Текст книги "Чекисты рассказывают..."
Автор книги: Алексей Зубов
Соавторы: Леонид Леров,Алексей Авдеев,Виктор Егоров,Рудольф Абель,Андрей Сергеев,Владимир Листов,Василий Митин,С. Стрельцов
сообщить о нарушении
Текущая страница: 12 (всего у книги 35 страниц)
Уже рассвело, а партизаны все шагали, стараясь подальше уйти от деревни. Они остановились только перед болотом, устроили дневку на пологом берегу под густой березкой. Маркин и Правдин с длинными шестами пошли на болото. Прыгая с кочки на кочку, прощупывали дно и отмечали тропу вешками. Андреев разжег костер, подвесил над ним котелок с водой. Сырой валежник упорно не хотел загораться, трещал и дымил. Андреев усиленно дул на него, кашляя от дыма, ругался.
– Эй, сестра милосердия, не копти небо, – бурчал Щербаков, отворачиваясь от едкого дыма.
Андреев, не обращая на него внимания, продолжал трудиться у костра. Ему надо было побыстрее вскипятить воду, чтобы напоить раненого. Галушкин, внимательно осмотрев местность вокруг непредвиденного бивуака, послал Щербакова подежурить у дороги, а Головенкову приказал нарезать еловых ветвей и настелить их вокруг костра. Он решил дать ребятам отдохнуть, прежде чем идти через болото.
Уходя из отряда, партизаны захватили с собой несколько противопехотных мин, усиленных добавочными зарядами тола. При необходимости эти мины можно было успешно использовать, что они уже и сделали, покидая сарай предателя. Теперь Галушкин решил проверить оставшуюся партизанскую артиллерию. Он достал из мешка два зеленых квадратных ящичка – мины, внимательно осмотрел часовые замыкатели.
Вскоре Головенков притащил огромную охапку веток. С болота возвратились Маркин и Правдин. Оказалось, что только метров сто можно пройти по твердым кочкам, а дальше надо брести по воде или жидкой грязи. Андреев подбросил в костер еще охапку хвороста.

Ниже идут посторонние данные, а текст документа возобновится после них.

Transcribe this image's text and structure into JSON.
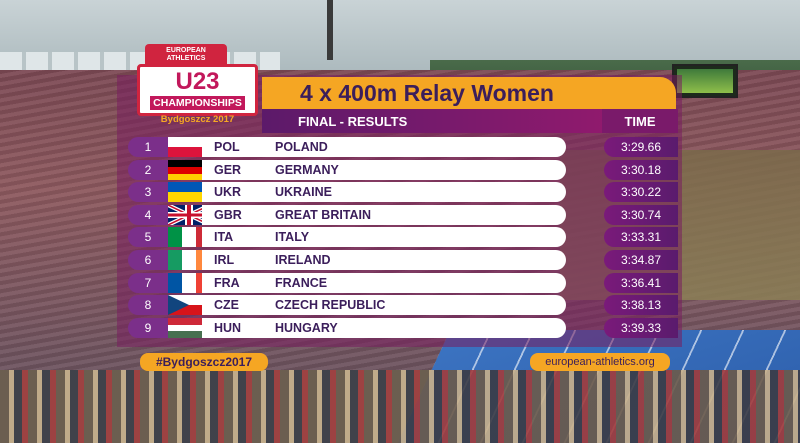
{
  "logo": {
    "line1": "EUROPEAN",
    "line2": "ATHLETICS",
    "main": "U23",
    "championships": "CHAMPIONSHIPS",
    "city": "Bydgoszcz 2017"
  },
  "header": {
    "title": "4 x 400m Relay Women",
    "subtitle": "FINAL - RESULTS",
    "time_label": "TIME"
  },
  "results": [
    {
      "rank": "1",
      "code": "POL",
      "country": "POLAND",
      "time": "3:29.66",
      "flag": "pol-flag-icon"
    },
    {
      "rank": "2",
      "code": "GER",
      "country": "GERMANY",
      "time": "3:30.18",
      "flag": "ger-flag-icon"
    },
    {
      "rank": "3",
      "code": "UKR",
      "country": "UKRAINE",
      "time": "3:30.22",
      "flag": "ukr-flag-icon"
    },
    {
      "rank": "4",
      "code": "GBR",
      "country": "GREAT BRITAIN",
      "time": "3:30.74",
      "flag": "gbr-flag-icon"
    },
    {
      "rank": "5",
      "code": "ITA",
      "country": "ITALY",
      "time": "3:33.31",
      "flag": "ita-flag-icon"
    },
    {
      "rank": "6",
      "code": "IRL",
      "country": "IRELAND",
      "time": "3:34.87",
      "flag": "irl-flag-icon"
    },
    {
      "rank": "7",
      "code": "FRA",
      "country": "FRANCE",
      "time": "3:36.41",
      "flag": "fra-flag-icon"
    },
    {
      "rank": "8",
      "code": "CZE",
      "country": "CZECH REPUBLIC",
      "time": "3:38.13",
      "flag": "cze-flag-icon"
    },
    {
      "rank": "9",
      "code": "HUN",
      "country": "HUNGARY",
      "time": "3:39.33",
      "flag": "hun-flag-icon"
    }
  ],
  "footer": {
    "hashtag": "#Bydgoszcz2017",
    "website": "european-athletics.org"
  },
  "colors": {
    "accent_orange": "#f5a623",
    "brand_purple": "#7b2f8a",
    "brand_red": "#d0243f"
  }
}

Костер задымил, затрещал, но на этот раз пламя быстро прорвалось через хворост и жадно потянулось вверх, обжигая молодые листочки березы. Маркин и Правдин придвинулись поближе к огню, наслаждаясь теплом. Глаза слипались. Обсохнув немного, Маркин стянул сапоги и повесил их на воткнутые перед костром палки.
– Ты что это, Паша? Не думаешь ли, как Иисус Христос, босиком через болото топать? – засмеялся Правдин.

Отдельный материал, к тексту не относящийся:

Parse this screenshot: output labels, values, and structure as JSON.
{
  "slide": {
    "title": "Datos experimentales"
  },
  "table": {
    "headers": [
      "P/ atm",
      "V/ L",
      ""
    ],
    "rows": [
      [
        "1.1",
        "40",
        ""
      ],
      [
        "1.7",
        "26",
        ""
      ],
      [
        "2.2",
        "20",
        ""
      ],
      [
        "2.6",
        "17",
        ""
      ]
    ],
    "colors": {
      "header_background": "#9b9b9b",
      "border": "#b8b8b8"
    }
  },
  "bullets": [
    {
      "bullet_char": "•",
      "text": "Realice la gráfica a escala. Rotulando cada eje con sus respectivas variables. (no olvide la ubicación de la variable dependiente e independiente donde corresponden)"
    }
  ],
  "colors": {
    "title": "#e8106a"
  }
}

Маркин даже не посмотрел в его сторону, а занялся портянками.
– Паша, я знаю, что у тебя ангельская душа, но с боженькой тебе все равно не сравняться, – не отставал Правдин.
Маркин вытянул грязные, истертые в кровь ноги.
– Посмотри-ка, чем я хуже твоего Иисуса Христа? Знаешь, Витя, хочется хоть минуту почувствовать, что ноги сухие и в тепле.
– Правильно, Паша, цивилизация дело великое. За нее боролось не одно поколение передовых людей.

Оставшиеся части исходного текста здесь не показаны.